I just bought a lamp with lead in it. Do I care?

With all the worries about lead products in the news, I noticed on the lamp I just purchased that there was a warning to California consumers (which I’m not) that it contains lead. Should I be concerned? I mean, it’s not like I’m going to eat it or anything, but my cats will definitely be rubbing up against it. Will this harm the little softies?

For reference: http://www.overstock.com/Home-Garden/Tiffany-style-Mission-style-Table-Lamp/1891809/product.html?ak=1


The black lines in between the glass (or are they plastic) panes…don’t lick them. You’ll be fine. If your worried, in addition to not licking the lamp, wash your hands after handling it.

But the kitties rub their pointed little heads against the lampshades all the time. Can they be harmed?

(It’s glass; not plastic…it better be for that price! :wink: )

I found this on wiki “Lead may be contracted through the mucous membranes through direct contact to mouth, nose, eyes, and breaks in skin”
So that would imply that it wouldn’t matter, but cat’s lick themselves/each other don’t they. If they were my cats, I think I would attempt to move the lamp to somewhere where the cats couldn’t get at it…suspend it from the center of the ceiling maybe.

How much more retarded can a cat get, anyhow?

Ya know…I hesitated to even post this for that very reason. :wink:

Did you see the customer feedback? You may not have the lamp long enough to worry. In general, I do not see much hazard here for your cats. Birds, on the other hand, particularly parrots, often are poisoned by sources like this.

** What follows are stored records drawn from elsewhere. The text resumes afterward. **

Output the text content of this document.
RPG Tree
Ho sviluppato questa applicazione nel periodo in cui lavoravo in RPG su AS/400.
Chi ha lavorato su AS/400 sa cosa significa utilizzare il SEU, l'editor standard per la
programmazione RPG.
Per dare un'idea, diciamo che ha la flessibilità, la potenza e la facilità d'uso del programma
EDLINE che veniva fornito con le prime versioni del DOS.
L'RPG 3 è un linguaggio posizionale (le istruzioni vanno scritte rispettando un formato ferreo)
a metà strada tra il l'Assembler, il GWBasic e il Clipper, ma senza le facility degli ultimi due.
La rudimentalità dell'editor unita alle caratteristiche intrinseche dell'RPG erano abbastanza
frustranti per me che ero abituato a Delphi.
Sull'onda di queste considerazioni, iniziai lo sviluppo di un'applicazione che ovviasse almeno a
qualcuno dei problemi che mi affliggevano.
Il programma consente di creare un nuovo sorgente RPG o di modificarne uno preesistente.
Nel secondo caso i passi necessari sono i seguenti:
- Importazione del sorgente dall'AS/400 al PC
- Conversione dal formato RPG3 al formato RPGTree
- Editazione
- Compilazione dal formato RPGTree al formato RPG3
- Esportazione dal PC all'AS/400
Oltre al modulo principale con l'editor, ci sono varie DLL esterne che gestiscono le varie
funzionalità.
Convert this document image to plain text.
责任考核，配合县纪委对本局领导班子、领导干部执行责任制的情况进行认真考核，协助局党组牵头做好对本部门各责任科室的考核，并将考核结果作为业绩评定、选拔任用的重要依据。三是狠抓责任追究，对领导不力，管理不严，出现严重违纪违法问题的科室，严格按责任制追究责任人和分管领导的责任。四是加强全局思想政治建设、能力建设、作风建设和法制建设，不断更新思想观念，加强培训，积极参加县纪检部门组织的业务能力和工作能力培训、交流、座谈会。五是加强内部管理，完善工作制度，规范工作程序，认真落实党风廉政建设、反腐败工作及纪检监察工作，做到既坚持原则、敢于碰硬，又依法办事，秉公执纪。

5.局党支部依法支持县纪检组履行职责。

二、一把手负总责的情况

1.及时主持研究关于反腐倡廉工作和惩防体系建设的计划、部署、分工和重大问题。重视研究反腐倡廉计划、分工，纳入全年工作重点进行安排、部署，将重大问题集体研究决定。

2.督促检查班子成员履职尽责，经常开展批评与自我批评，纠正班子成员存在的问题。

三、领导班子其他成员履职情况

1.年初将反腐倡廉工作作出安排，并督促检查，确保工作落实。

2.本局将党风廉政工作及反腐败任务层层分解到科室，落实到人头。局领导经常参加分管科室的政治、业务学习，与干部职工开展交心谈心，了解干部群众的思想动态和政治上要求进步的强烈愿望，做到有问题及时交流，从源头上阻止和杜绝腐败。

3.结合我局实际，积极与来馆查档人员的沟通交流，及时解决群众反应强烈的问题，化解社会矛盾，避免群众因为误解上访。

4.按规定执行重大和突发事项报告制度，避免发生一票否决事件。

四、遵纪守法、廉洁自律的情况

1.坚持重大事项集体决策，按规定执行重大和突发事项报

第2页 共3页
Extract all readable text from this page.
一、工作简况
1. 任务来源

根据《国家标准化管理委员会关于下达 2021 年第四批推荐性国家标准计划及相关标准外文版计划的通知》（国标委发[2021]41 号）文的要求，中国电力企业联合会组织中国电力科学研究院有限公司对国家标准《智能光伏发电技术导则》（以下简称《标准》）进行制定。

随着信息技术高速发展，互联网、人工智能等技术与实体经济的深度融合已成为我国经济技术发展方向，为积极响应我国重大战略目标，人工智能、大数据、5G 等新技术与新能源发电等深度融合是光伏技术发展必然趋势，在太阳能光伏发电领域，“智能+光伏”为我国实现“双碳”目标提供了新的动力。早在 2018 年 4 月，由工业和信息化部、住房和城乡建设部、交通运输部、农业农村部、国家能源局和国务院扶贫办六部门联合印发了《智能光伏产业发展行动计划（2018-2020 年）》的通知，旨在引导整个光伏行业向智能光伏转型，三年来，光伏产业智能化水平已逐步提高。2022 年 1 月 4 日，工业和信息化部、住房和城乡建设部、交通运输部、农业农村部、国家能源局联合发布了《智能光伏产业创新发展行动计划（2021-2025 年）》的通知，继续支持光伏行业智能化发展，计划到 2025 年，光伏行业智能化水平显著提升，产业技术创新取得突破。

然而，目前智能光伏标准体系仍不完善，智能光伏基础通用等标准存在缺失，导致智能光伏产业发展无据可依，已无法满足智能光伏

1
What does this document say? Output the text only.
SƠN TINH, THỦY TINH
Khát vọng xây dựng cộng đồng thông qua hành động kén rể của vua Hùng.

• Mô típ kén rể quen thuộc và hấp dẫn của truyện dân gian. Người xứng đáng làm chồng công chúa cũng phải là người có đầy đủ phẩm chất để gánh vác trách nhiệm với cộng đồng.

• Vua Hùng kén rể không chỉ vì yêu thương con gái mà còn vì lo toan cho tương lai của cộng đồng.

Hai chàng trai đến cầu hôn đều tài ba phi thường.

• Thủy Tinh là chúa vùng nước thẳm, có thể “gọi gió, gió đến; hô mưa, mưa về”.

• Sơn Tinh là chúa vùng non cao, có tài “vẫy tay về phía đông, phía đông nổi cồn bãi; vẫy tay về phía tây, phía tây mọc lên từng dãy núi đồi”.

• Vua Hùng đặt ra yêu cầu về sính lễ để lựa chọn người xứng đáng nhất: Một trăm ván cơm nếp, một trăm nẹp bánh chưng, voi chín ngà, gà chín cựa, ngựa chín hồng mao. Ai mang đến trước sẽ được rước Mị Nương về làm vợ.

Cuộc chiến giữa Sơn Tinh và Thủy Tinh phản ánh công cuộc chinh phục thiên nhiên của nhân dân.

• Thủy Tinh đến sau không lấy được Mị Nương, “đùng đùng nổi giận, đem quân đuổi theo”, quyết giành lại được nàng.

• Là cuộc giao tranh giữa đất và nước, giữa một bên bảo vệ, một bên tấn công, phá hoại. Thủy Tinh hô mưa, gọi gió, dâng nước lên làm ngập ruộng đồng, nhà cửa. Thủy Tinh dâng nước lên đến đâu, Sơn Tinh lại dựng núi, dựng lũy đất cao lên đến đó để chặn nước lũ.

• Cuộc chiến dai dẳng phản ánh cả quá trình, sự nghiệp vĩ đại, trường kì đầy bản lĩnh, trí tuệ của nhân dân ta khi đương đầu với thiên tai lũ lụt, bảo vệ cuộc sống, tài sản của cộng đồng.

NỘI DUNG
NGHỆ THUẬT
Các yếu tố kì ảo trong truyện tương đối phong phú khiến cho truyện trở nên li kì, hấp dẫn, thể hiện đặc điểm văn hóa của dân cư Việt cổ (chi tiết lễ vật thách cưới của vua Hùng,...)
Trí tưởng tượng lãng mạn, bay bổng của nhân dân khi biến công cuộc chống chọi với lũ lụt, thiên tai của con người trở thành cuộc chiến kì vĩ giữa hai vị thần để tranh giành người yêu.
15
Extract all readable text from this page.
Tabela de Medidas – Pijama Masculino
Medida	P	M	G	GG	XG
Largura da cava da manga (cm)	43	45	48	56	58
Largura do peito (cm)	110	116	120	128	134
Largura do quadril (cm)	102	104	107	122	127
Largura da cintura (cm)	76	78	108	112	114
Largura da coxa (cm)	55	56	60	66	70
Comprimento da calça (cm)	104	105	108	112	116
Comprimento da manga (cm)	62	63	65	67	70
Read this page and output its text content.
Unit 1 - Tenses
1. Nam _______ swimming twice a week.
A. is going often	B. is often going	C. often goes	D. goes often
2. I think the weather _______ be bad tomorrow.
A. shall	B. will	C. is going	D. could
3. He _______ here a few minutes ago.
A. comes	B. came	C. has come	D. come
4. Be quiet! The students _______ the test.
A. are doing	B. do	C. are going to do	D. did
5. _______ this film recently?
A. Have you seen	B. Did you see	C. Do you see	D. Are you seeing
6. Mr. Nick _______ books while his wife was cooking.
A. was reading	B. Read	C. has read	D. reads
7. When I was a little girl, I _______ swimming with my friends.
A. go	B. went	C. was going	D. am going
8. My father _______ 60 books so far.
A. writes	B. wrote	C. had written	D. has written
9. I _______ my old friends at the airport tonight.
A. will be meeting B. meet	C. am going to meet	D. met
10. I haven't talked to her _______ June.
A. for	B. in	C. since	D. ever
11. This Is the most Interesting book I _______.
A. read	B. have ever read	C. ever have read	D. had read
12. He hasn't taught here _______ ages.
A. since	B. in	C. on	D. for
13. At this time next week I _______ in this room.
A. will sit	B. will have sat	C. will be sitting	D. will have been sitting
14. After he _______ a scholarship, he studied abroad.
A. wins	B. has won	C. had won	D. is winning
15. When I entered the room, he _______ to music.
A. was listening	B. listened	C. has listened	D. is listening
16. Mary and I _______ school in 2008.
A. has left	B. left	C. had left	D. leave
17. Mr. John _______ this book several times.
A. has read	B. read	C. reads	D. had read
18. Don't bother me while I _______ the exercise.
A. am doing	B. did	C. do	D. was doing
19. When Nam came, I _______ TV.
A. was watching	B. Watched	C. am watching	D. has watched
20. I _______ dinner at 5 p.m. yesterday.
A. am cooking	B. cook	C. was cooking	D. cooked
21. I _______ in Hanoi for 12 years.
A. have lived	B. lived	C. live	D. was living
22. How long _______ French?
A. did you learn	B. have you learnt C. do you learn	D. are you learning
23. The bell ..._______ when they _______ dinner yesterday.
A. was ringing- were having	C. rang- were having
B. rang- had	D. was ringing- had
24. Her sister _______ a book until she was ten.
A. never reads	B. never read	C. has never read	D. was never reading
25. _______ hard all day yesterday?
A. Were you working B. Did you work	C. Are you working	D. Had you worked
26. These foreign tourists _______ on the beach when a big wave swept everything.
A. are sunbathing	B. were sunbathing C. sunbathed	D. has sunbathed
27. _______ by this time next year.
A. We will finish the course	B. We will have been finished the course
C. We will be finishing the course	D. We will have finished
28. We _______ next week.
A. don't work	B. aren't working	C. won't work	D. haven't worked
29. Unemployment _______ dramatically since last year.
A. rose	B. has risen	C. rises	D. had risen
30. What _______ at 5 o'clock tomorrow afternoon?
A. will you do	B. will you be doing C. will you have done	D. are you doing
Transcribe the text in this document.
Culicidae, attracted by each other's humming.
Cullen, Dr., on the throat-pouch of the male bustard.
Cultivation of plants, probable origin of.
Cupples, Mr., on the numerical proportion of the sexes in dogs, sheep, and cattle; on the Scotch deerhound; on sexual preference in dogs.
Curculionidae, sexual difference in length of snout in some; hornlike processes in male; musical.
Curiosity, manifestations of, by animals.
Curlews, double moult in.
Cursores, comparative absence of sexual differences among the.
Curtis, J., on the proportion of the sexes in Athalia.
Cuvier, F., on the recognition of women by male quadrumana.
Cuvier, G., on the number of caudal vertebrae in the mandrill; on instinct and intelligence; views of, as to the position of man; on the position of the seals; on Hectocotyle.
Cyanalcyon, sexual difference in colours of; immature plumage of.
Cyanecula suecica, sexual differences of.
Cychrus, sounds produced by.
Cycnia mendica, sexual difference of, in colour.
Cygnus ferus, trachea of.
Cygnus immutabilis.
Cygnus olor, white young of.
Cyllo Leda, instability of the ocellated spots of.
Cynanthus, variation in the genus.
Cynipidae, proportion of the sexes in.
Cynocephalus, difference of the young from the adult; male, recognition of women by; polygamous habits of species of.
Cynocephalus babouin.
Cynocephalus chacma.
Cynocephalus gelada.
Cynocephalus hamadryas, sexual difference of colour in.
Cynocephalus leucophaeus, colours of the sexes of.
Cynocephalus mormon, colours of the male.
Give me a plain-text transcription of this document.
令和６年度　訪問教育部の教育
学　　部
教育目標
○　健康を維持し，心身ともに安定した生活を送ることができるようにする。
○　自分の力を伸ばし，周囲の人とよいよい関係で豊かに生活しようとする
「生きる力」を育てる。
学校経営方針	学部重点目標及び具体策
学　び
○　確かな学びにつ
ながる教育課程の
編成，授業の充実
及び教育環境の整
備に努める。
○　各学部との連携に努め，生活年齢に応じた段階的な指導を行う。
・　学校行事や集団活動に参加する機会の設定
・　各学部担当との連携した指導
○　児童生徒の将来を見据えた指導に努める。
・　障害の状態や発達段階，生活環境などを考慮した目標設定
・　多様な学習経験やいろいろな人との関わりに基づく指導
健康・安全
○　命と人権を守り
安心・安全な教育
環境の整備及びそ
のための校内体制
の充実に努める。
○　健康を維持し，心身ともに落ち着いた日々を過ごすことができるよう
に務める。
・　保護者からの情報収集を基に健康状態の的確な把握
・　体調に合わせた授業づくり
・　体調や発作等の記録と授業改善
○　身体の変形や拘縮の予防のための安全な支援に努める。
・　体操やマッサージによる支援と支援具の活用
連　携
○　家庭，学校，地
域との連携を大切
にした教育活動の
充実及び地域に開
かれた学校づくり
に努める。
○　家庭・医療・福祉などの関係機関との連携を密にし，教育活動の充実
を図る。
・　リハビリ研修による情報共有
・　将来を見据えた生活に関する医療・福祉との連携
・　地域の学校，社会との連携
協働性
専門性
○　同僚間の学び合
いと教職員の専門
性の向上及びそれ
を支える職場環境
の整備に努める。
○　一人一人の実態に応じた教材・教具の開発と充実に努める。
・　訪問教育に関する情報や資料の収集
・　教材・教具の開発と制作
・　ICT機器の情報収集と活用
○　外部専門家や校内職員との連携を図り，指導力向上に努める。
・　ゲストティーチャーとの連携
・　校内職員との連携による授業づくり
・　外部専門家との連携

We have a Tiffany-type lamp like the one you linked to, and as long as you avoid licking it - stay away Kalhoun - you should be fine.

Now the cats…that’s a different story all together, I’d not allow them to lick it either. :slight_smile: :wink:

California’s Proposition 65 is a well-meaning, but occasionally excessive bit of legislation. In the case of a lamp, it’s most likely concerned with the fact that the ends of the wires are most often dipped in solder (“tinned”) so they don’t fray at the light bulb socket’s terminals. There are non-lead solders available, but they cost more, so they’re usually reserved for more critical purposes liks plumbing.

FWIW, nearly every electronic device sold in this state has a Prop 65 warning somewhere on it, and lamps are prime offenders - the last lamp we bought had so many warning tags on the cord it looked like a used car lot. Don’t let anyone eat the lamp, and you should be fine. Of course, if this lamp is as badly put together as the reviews make it sound, you will need to be more vigilant than one normally needs to be with a table lamp.

I saw this on How It’s Made last night. Mosaic glass is held together by lead, because it’s soft enough to bend and curve as needed. Like Joey P first said, that’s the black lines between the glass bits. A sealant is applied over the lead, but it’s probable that some could still be exposed.

Consuming the lead is much worse. Is the cat going to be consuming lead paint chips? I still use lead fishing weights, because I don’t plan on eating them.

I handle lead solder all the time. I heat it up to melting, just to make those leaded seams. I’m no more impaired than I was before I started doing stained glass.
The solder is probably 60/40 meaning it’s 60% tin and 40% lead. It isn’t as toxic in solid form as it is in paint. It doesn’t become airborne. Just to set your mind at ease a bit, I had a lead level checked after handling the solder every day for over a year. It was unmeasurable.

Allow me to be the first to, if not flame you for this, at least singe you a little about the whiskers. You don’t eat them, but the loons do, to their detriment.